We invent a theory to explain why the hypothesis was correct.
And we keep doing that and doing that until we have so many of these Theories upon theories that the whole thing becomes fundamentally nonsense.
And then we end up having to discard it, having done a huge amount of damage in the meantime because of the years of sticking with that original make-believe theory.
And that is exactly what's happening in the field of virology and genetics and climate change and politics.
It's invented theory upon invented theory, all with practitioners who, as he said with Einstein, fundamentally believe that that represents the actual structure of how human beings must think.
And that is the key point.
They believe in this process.
They believe that if they came up with something, that it must be true, and one is not able or possible to actually question that original hypothesis.
Many times you don't even know what the original hypothesis was.
It just became a fundamental part of how we see the world.
And that's when it becomes very dangerous because now all of the people in the world, practically, are walking around with a fundamental misconception of the way the world is because they don't realize it was based on inventive, theorizing reasoning.
In other words, they made that shit up in the beginning and they just kept looking for excuses and reasons And the more things they could add on it to justify that theory and eventually it all comes to nothing with a lot of carnage in in between.
So, I know that I am going to be particularly interested in when I'm doing inventive reasoning and inventive theorizing, and I hope everybody joins me in looking at yourself.

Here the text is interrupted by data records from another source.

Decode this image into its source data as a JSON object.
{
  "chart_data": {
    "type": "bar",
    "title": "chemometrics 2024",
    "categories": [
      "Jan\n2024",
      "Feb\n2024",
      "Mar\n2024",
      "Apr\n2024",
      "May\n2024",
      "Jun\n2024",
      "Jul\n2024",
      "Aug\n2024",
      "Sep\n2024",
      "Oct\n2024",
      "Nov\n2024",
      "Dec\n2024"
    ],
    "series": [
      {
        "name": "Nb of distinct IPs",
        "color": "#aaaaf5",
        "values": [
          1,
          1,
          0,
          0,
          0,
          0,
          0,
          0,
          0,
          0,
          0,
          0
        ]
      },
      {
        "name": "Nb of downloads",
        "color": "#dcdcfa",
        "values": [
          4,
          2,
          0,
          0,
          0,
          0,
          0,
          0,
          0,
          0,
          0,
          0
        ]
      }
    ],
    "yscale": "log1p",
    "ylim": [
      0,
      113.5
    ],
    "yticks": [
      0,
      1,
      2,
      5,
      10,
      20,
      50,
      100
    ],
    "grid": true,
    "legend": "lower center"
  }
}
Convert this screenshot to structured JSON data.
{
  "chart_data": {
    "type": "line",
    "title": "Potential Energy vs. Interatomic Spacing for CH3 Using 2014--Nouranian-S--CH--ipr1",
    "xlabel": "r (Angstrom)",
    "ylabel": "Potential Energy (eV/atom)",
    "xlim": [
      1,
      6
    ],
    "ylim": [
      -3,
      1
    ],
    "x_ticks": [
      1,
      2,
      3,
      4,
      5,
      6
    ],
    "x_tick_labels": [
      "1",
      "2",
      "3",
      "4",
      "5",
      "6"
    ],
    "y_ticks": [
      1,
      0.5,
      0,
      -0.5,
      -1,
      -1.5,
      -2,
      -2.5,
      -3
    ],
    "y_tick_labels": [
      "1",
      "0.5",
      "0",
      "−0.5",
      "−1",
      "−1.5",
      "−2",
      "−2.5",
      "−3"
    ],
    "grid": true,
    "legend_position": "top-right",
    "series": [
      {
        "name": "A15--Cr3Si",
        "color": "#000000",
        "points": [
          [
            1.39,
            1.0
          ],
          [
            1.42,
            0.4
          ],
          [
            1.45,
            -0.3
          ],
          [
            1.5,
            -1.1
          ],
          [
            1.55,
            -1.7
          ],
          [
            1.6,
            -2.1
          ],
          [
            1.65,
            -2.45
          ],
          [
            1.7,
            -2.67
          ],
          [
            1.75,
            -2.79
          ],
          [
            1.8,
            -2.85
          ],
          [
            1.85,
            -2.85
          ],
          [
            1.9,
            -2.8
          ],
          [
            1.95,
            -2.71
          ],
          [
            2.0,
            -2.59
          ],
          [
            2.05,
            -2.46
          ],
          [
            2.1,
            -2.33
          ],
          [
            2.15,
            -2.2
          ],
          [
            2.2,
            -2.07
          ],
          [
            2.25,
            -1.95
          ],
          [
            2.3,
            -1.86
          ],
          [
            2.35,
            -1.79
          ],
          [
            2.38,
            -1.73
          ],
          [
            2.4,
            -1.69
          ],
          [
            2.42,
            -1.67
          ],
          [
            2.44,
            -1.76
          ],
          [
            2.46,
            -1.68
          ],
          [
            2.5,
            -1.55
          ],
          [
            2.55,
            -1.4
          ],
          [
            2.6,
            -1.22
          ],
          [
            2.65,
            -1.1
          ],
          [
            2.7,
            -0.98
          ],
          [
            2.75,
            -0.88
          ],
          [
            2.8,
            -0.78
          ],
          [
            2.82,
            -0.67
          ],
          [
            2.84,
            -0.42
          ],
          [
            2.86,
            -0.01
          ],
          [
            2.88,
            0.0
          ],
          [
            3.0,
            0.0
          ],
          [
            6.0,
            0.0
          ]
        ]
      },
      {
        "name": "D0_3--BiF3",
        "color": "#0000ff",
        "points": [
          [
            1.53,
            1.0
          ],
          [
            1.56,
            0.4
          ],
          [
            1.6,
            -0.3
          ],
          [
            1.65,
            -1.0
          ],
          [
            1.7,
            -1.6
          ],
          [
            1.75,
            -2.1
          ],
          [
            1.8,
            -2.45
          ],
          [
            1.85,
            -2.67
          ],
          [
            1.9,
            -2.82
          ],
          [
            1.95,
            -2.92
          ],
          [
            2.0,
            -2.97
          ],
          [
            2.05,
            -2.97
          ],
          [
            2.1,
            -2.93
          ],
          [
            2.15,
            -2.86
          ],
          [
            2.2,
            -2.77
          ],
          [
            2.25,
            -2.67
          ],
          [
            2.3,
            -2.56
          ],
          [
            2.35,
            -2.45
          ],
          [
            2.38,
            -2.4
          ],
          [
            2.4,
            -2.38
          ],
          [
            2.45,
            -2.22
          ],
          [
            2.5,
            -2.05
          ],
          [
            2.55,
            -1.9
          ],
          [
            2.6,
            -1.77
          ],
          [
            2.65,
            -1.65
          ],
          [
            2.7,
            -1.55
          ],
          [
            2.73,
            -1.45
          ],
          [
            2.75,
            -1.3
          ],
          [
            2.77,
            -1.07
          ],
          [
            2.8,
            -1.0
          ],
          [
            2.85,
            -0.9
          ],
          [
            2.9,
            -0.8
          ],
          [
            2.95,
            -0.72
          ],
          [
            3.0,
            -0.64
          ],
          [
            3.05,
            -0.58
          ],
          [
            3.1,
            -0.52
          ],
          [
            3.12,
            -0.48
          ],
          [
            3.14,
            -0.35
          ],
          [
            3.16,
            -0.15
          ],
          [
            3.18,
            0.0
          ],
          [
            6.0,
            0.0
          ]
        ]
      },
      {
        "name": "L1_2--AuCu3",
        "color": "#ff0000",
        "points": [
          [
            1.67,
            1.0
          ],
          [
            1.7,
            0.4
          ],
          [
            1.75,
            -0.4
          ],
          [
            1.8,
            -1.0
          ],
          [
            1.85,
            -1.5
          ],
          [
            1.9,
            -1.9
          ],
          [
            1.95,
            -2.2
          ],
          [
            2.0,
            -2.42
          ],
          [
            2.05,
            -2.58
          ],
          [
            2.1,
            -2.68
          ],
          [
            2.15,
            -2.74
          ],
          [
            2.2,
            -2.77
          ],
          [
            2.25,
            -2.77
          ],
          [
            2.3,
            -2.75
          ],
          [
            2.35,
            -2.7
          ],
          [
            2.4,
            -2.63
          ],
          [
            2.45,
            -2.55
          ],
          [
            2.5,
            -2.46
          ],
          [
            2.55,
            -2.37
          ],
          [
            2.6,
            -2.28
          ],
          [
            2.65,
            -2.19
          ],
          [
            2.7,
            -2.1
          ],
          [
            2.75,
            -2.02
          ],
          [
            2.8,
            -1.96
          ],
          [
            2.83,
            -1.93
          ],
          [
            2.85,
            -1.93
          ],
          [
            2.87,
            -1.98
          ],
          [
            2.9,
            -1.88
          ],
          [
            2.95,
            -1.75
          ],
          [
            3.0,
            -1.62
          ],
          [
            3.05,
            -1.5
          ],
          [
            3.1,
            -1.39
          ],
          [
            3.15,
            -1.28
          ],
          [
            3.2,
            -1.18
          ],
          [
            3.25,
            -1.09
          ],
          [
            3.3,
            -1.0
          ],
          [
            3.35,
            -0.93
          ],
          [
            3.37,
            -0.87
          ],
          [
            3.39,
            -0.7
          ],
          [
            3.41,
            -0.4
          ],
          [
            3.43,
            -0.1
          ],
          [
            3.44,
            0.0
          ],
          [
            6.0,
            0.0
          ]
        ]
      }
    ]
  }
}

When are you saying things?
When are you believing things?
When are you basing your decisions on things that were arrived at simply through this inventive reasoning process?
Which, as he pretty eloquently points out in this lecture, every single one of them turned out to be flawed because of the way they were arrived at.
So, with that, I hope everybody checks this out and takes a thought as to is this something that can help you actually go about living a better life so that our lives are based on reality and not make-believe.